Ce qu'il faut comprendre
Qu'est-ce que Google entend exactement par syndication problématique ?
La syndication en elle-même n'est pas le problème. Ce que Google sanctionne, c'est la duplication massive de contenus médiocres sans transformation ni enrichissement. On parle ici de sites qui pompent des banques d'articles génériques et les republiant tels quels.
La nuance est capitale : publier un communiqué de presse officiel, syndiquer un article d'analyse depuis une source reconnue avec attribution, ou reprendre un contenu dans un contexte éditorial légitime ne pose généralement pas de souci. Le vrai souci commence quand on construit l'essentiel d'un site sur du contenu copié sans perspective propre.

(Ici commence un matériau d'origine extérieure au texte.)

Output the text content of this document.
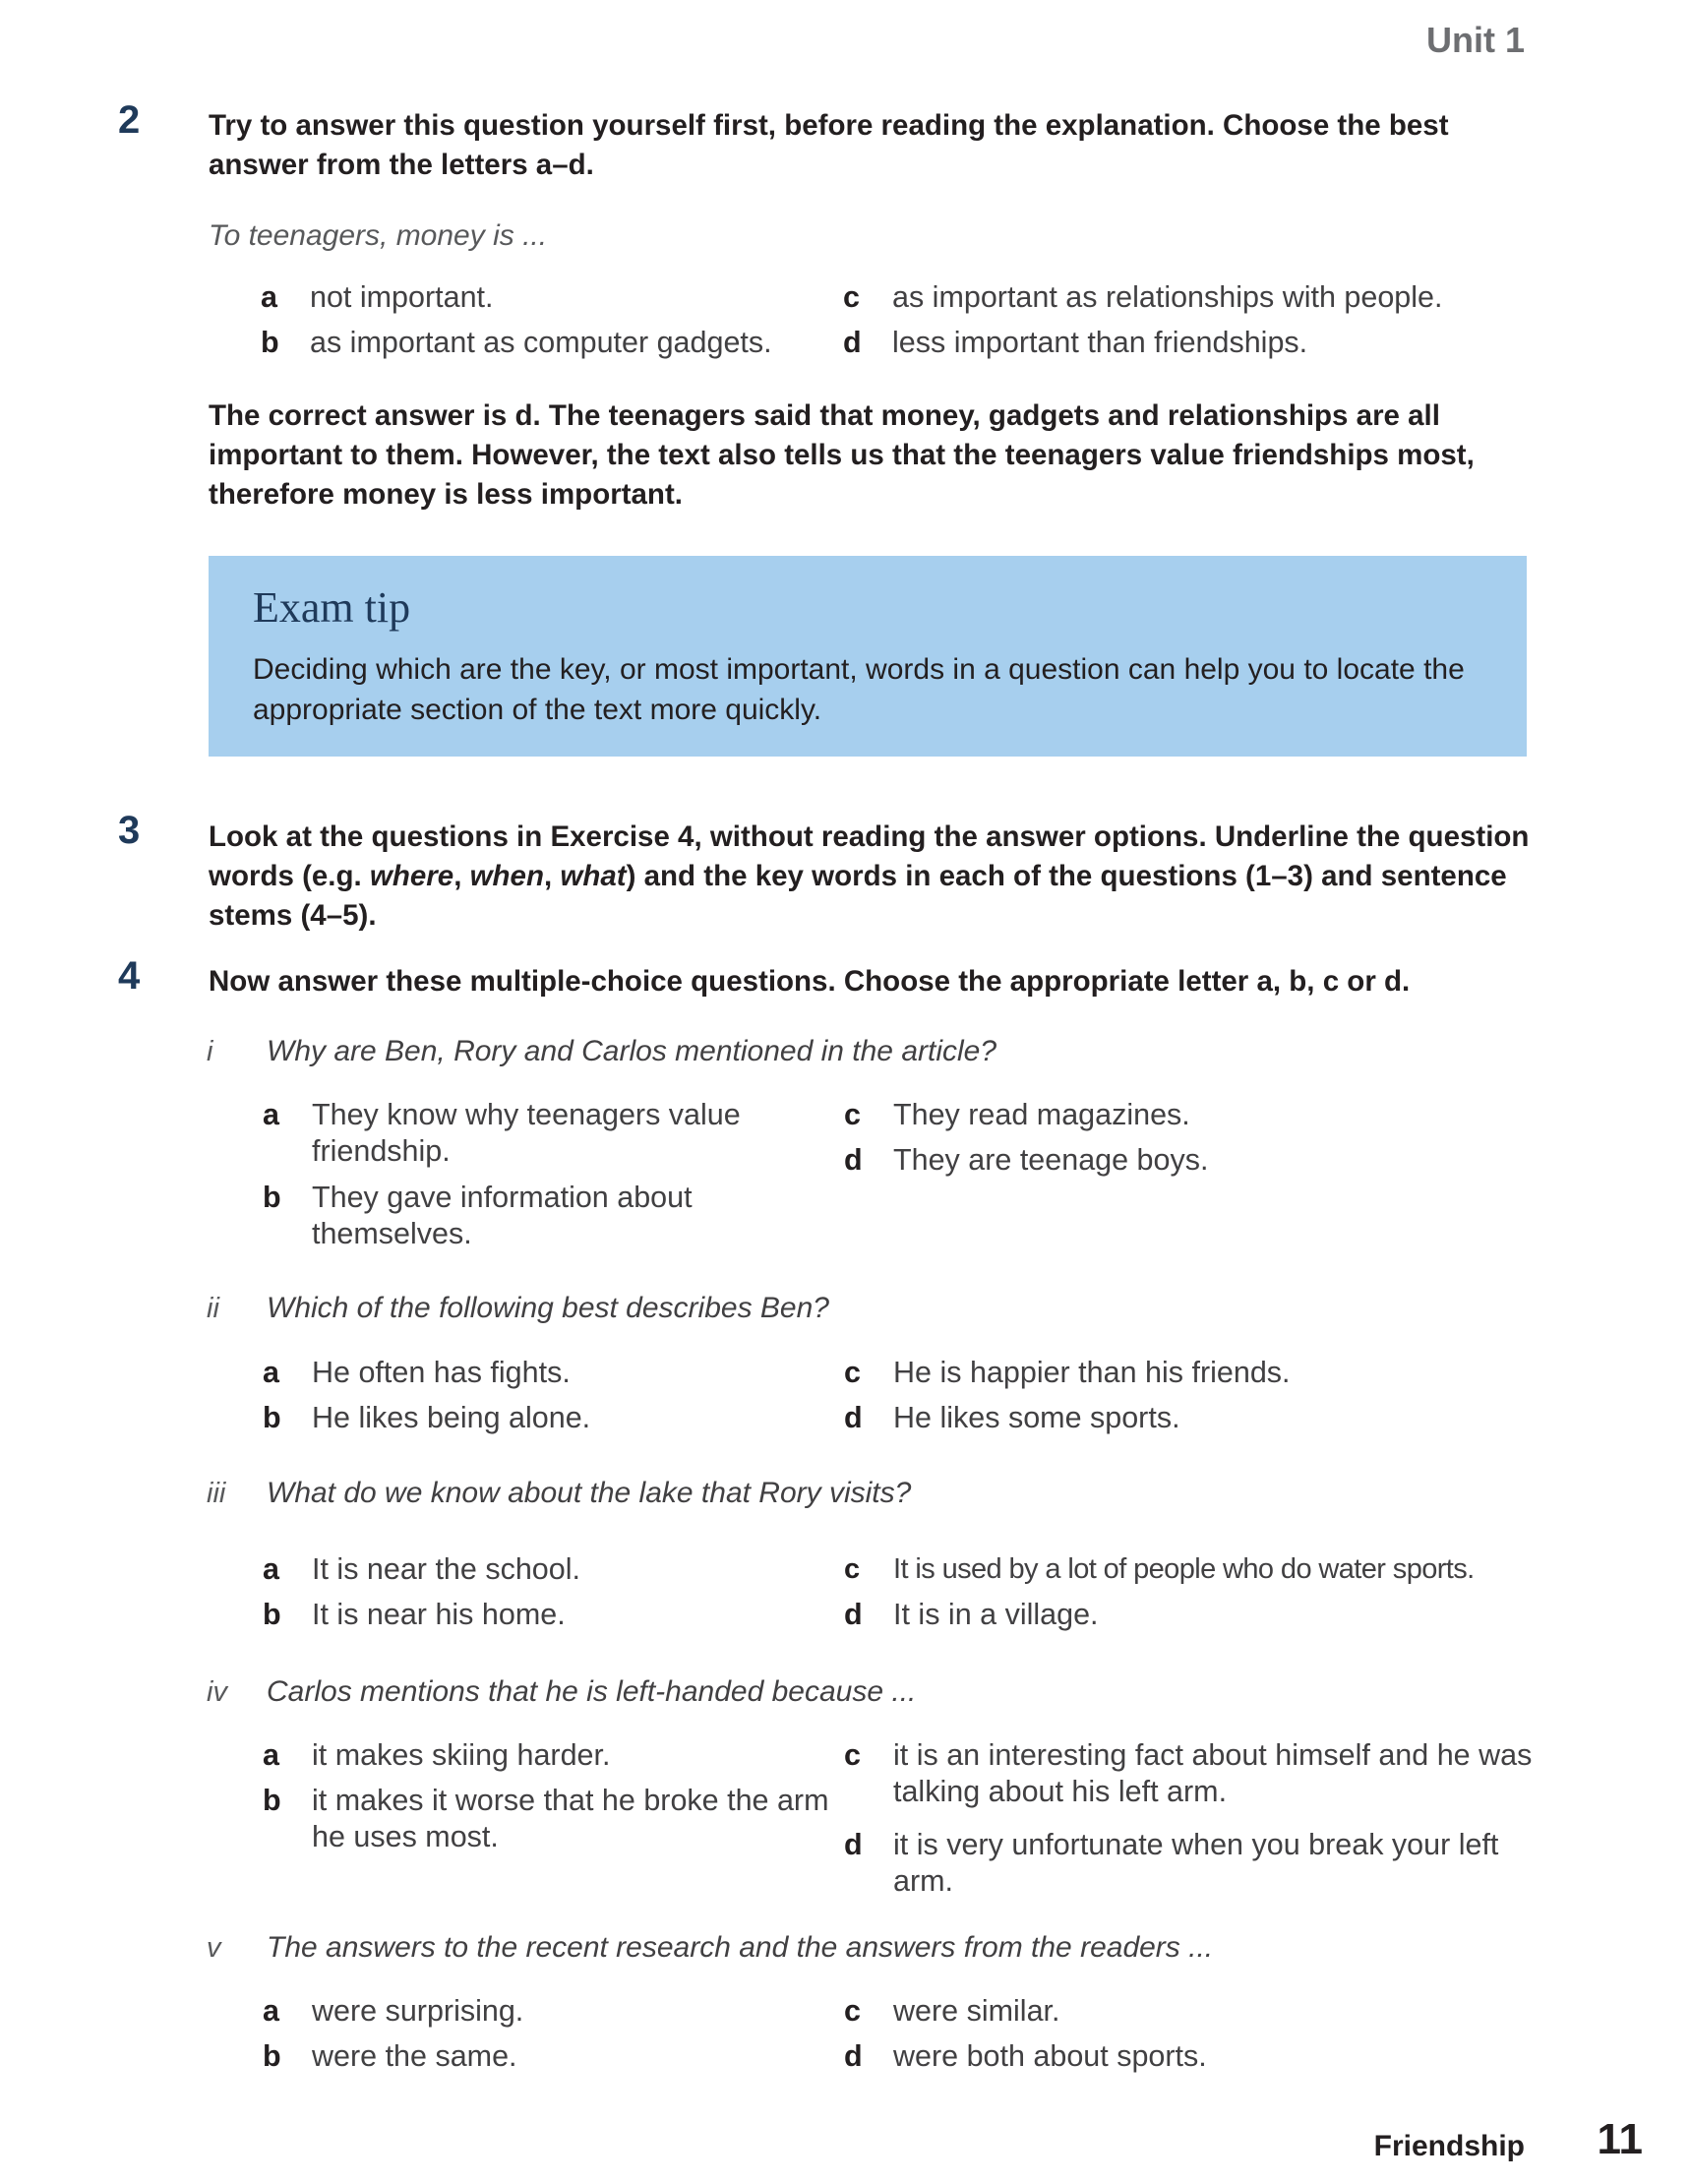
Unit 1
2 Try to answer this question yourself first, before reading the explanation. Choose the best answer from the letters a–d.
To teenagers, money is ...
a	not important.
b	as important as computer gadgets.
c	as important as relationships with people.
d	less important than friendships.
The correct answer is d. The teenagers said that money, gadgets and relationships are all important to them. However, the text also tells us that the teenagers value friendships most, therefore money is less important.
Exam tip
Deciding which are the key, or most important, words in a question can help you to locate the appropriate section of the text more quickly.
3 Look at the questions in Exercise 4, without reading the answer options. Underline the question words (e.g. where, when, what) and the key words in each of the questions (1–3) and sentence stems (4–5).
4 Now answer these multiple-choice questions. Choose the appropriate letter a, b, c or d.
i Why are Ben, Rory and Carlos mentioned in the article?
a	They know why teenagers value friendship.
b	They gave information about themselves.
c	They read magazines.
d	They are teenage boys.
ii Which of the following best describes Ben?
a	He often has fights.
b	He likes being alone.
c	He is happier than his friends.
d	He likes some sports.
iii What do we know about the lake that Rory visits?
a	It is near the school.
b	It is near his home.
c	It is used by a lot of people who do water sports.
d	It is in a village.
iv Carlos mentions that he is left-handed because ...
a	it makes skiing harder.
b	it makes it worse that he broke the arm he uses most.
c	it is an interesting fact about himself and he was talking about his left arm.
d	it is very unfortunate when you break your left arm.
v The answers to the recent research and the answers from the readers ...
a	were surprising.
b	were the same.
c	were similar.
d	were both about sports.
Friendship 11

Comment Google détecte-t-il le contenu syndiqué de faible valeur ?
Les algorithmes de Google identifient les duplications massives et les patterns de republication automatique. Si votre contenu existe déjà sur des dizaines d'autres sites avec exactement les mêmes paragraphes, les mêmes titres, les mêmes structures, vous êtes repéré.
Google analyse aussi le ratio contenu original vs syndiqué. Un site qui n'affiche que du contenu repris envoie un signal clair : il n'apporte rien de neuf. L'algorithme va alors privilégier la source originale et dévaluer les copies, même techniquement correctes.
La valeur ajoutée est-elle mesurable ou subjective ?
C'est là que ça devient délicat. Google ne donne pas de grille de notation objective pour évaluer la valeur ajoutée. L'algorithme s'appuie sur des signaux comportementaux : temps passé, taux de rebond, retours aux SERP, engagement.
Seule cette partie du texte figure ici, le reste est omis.